Before Lab 2.4 — Private Endpoints and the Data Layer
Before Lab 2.4 — Private Endpoints and the Data Layer
In Lab 2.4, you will move the internal backend's data storage toward private access using a private endpoint.
Covered in theory
Private Endpoints, Private DNS Zones, and how they compare to Service Endpoints are explained in the Service Endpoints vs Private Endpoints theory page.
Read that page if you have not done so yet before continuing.
Why Table Storage instead of Cosmos DB?
The original design used Cosmos DB as the data layer. Cosmos DB is unavailable in West Europe on Visual Studio subscriptions due to regional capacity exhaustion, and quota increases are not available for test environments.
Azure Table Storage provides an identical private endpoint story (privatelink.table.core.windows.net, sub-resource table) and is already part of the Azure Storage service. A dedicated storage account — separate from the frontend static website account — is used so each resource has a single responsibility and can be independently locked down.
Cosmos DB in production: Cosmos DB is a common choice for globally distributed, low-latency workloads.
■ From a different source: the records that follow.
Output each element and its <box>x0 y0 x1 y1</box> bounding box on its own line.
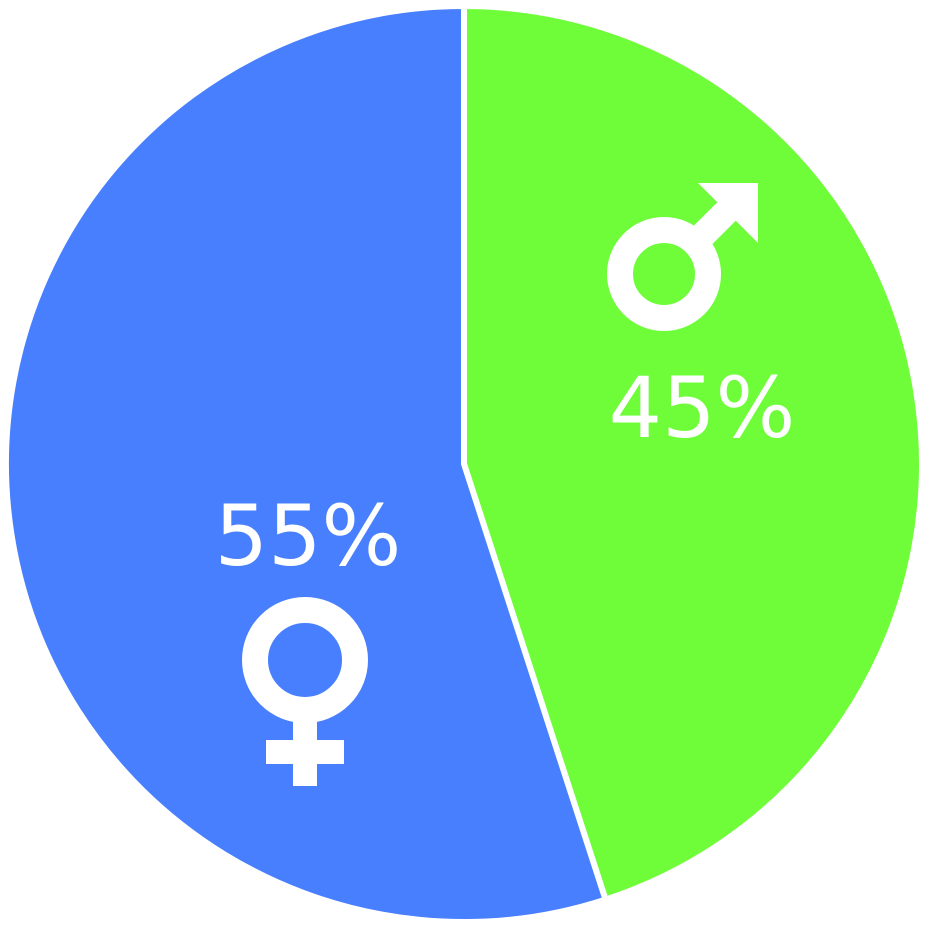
pie-slice-female <box>3 2 610 925</box>
slice-label-male: 45% <box>609 359 796 457</box>
female-symbol-icon <box>242 597 368 786</box>
slice-label-female: 55% <box>215 487 402 585</box>
pie-slice-male <box>461 2 925 904</box>
male-symbol-icon <box>607 183 758 331</box>
pie-slices <box>3 2 925 925</box>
It supports private endpoints in the same way — sub-resource Sql (or MongoDB, Cassandra, etc. depending on the API), and a private DNS zone privatelink.documents.azure.com. The concepts you practice in this lab apply directly to Cosmos DB.
The Table Storage problem
The DB storage account has a public endpoint by default:
https://<account-name>.table.core.windows.netEven with authentication and authorization, the endpoint is exposed to the entire internet. A leaked access key or a misconfigured RBAC assignment can be exploited from anywhere.
After a private endpoint is created, the application connects through the VNet instead of the public internet. Public network access can then be disabled entirely — the application keeps working, only the public path is removed.
Integrate with private DNS zone
When the Portal wizard asks whether to Integrate with private DNS zone, leave it checked.
This creates the zone privatelink.table.core.windows.net, adds the A record that maps the storage hostname to its private IP, and links the zone to your VNet. Without it the application continues to resolve the hostname to the public IP and the private endpoint is bypassed.